There are two groups of coloration. There's the white, which everyone can relate to. And then there is a version where the base is black, which might sound mechanical but it completely changes the shoes. We are releasing the white first because that is the one that I wear, but the black one is quite amazing. 

This collaboration is one of respect and not of finance. It's one where I respect the company, and the company respects my style. This is for the kids, the ones who love Nike, and the ones who love my style. For them to be able to buy it, and wear it. 

 

You have a natural connection to the streets and street culture, and I think this is one way for you to reach the customers and fans who cannot otherwise get something that you have designed under the house of Givenchy. 

Well yes, because it was very easy to work with Nike. Sometimes you get approached by these big companies that want you to do a collaboration or whatever it is, and it's very violent. I won't mention names but I have worked with other big companies in the past and they were quite violent. That's the good thing about Nike: It's a company with a lot of young creative people behind the wheel. They focus a lot on technology to make you better. To make you run better, to be faster and I asked myself what I can bring to the table. And I thought about creating something that is just cool, that people will want to buy, and wear it, and the best thing about AF1 and these particular ones, as they get worn in and destroyed they look even better. 

...as they get worn in and destroyed they look even better.

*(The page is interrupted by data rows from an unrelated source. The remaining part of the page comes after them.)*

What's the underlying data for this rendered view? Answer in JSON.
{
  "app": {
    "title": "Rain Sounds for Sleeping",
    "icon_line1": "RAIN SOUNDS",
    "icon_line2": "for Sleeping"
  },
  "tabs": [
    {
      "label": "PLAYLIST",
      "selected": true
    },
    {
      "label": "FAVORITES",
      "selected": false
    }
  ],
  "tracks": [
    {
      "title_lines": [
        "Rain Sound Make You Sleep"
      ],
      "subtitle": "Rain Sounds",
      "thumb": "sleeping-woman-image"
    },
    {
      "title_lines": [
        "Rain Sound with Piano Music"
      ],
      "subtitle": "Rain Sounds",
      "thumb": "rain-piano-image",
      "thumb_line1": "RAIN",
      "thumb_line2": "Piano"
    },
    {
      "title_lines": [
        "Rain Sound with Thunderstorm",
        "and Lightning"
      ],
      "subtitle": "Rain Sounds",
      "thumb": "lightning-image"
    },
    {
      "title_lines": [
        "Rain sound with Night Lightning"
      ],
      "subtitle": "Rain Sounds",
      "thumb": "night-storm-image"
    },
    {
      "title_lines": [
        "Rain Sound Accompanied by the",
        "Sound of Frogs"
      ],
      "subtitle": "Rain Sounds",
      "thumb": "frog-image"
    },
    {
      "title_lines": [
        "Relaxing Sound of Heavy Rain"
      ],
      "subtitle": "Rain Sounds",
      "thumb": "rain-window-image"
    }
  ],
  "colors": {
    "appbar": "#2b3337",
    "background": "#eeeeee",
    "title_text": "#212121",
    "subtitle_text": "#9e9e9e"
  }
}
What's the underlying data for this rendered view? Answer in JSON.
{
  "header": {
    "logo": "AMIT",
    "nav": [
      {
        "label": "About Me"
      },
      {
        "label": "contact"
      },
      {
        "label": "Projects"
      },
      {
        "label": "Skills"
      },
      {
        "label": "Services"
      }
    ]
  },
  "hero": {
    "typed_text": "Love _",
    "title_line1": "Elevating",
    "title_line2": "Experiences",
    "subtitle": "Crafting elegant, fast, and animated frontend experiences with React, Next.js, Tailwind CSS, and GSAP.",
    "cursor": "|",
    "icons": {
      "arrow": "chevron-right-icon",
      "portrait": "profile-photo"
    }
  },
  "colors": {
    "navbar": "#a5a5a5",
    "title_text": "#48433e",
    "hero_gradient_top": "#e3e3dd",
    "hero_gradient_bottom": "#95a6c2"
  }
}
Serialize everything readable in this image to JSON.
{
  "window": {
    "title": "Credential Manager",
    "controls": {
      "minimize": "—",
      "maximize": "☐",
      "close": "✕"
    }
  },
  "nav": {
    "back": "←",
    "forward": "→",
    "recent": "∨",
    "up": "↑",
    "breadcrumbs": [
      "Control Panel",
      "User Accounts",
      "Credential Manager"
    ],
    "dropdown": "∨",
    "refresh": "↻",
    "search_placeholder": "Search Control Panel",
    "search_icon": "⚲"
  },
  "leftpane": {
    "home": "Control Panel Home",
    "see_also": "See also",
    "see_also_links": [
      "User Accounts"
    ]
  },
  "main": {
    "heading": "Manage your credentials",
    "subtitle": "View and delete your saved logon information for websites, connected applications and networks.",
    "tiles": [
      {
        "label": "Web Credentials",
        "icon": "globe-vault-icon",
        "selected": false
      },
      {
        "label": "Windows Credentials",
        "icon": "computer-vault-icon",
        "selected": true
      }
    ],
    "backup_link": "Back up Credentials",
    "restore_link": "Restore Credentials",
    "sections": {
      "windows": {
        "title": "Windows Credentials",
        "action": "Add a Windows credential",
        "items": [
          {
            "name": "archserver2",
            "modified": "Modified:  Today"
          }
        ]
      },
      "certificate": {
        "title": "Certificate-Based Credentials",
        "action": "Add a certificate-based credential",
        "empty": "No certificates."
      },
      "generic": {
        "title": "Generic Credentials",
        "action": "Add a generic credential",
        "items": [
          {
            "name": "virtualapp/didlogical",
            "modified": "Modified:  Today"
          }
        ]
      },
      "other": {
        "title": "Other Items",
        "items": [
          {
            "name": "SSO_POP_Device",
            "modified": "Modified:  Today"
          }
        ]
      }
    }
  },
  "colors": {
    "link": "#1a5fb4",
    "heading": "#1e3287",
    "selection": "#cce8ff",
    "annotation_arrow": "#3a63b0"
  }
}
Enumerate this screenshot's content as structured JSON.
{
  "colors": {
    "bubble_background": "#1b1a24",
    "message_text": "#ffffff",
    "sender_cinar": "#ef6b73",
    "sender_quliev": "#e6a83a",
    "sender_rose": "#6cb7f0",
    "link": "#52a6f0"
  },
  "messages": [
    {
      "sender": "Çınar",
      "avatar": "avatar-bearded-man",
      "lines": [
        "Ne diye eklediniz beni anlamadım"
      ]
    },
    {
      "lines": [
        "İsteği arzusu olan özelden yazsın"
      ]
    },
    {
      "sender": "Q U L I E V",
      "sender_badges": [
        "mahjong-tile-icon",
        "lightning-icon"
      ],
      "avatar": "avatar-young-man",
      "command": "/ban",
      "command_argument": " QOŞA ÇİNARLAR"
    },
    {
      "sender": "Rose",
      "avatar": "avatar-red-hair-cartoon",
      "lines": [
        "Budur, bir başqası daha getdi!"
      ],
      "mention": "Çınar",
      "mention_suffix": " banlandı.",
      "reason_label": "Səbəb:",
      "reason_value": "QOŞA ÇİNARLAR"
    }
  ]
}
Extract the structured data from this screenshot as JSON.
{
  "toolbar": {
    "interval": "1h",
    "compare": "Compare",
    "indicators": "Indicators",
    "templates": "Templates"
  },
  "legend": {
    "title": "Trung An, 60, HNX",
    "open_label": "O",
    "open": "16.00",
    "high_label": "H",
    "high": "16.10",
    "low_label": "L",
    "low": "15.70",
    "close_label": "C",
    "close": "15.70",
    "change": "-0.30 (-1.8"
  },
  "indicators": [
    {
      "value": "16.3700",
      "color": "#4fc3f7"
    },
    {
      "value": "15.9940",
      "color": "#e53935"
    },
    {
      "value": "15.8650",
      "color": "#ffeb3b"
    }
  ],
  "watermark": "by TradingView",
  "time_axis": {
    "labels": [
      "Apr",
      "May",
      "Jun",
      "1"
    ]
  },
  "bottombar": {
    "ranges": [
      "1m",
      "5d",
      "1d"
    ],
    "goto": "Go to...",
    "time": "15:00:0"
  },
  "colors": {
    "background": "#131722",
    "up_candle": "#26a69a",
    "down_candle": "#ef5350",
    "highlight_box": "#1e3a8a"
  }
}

It's an extension of identity really. Kids today in the world need to be able to have an identity outside of the social, economic, political and religious constraints around them. That's what I mean by tribes. Some are more goth, more punk, more rap, or maybe R&B, and I think who this collaboration speaks to is the younger generation. 

When I was young I used to play basketball from the age of seven to about when I was 15 because it made me feel good, and I felt very free while doing it. I'm not from a rich family, so I know what it's like to not be able to afford nice things, and basketball was an escape. But then I injured my knee and I could not play so I had to find another way to make myself happy and express myself. So I moved to England, and it was there that I decided that I wanted to become a designer. So this collaboration is also a celebration of my childhood, through this amazing company, and a shoe I feel connected to. It's a dream. Seeing my initials on the shoe is a great moment for me as a designer. And I of course have so many amazing moments as a designer, but when you see your name next to a big brand like Nike, it's very personal, and makes me feel epic and so proud. 

 

Kids will wait outside for days for these sneakers.

Seeing my initials on the shoe is a great moment for me as a designer.

Yes, and sometimes people do these collaborations and they put numbers [to show the limited quantities of the pieces], and it creates the wrong sensation. Because I come from a normal family, I want my niece, and my nephew, to like it, to be able to afford it, and actually be able to get a pair. 

The shoe's packaging will be amazing. Kids will want it because of the shoes, but also, I am so proud of the packing. It's very innovative and I am so happy that Nike let me do it. Its a true innovation of packaging. 

In terms of innovation, that is what Nike does, even with the classic styles.

It's a real testament to Nike as a company, because sometimes these big companies are scared to take a risk. You know that feeling when you are scared to meet your icon, because you are terrified that you will be disappointed. I'm very lucky that I have met a lot of icons, and gotten the chance to work with them, one that I've loved since I was a child, and have not been disappointed. In that same chain of experience Nike is the same. I was very surprised on how much freedom they gave me, and that is a huge risk for them. And the reach they have is very important to me.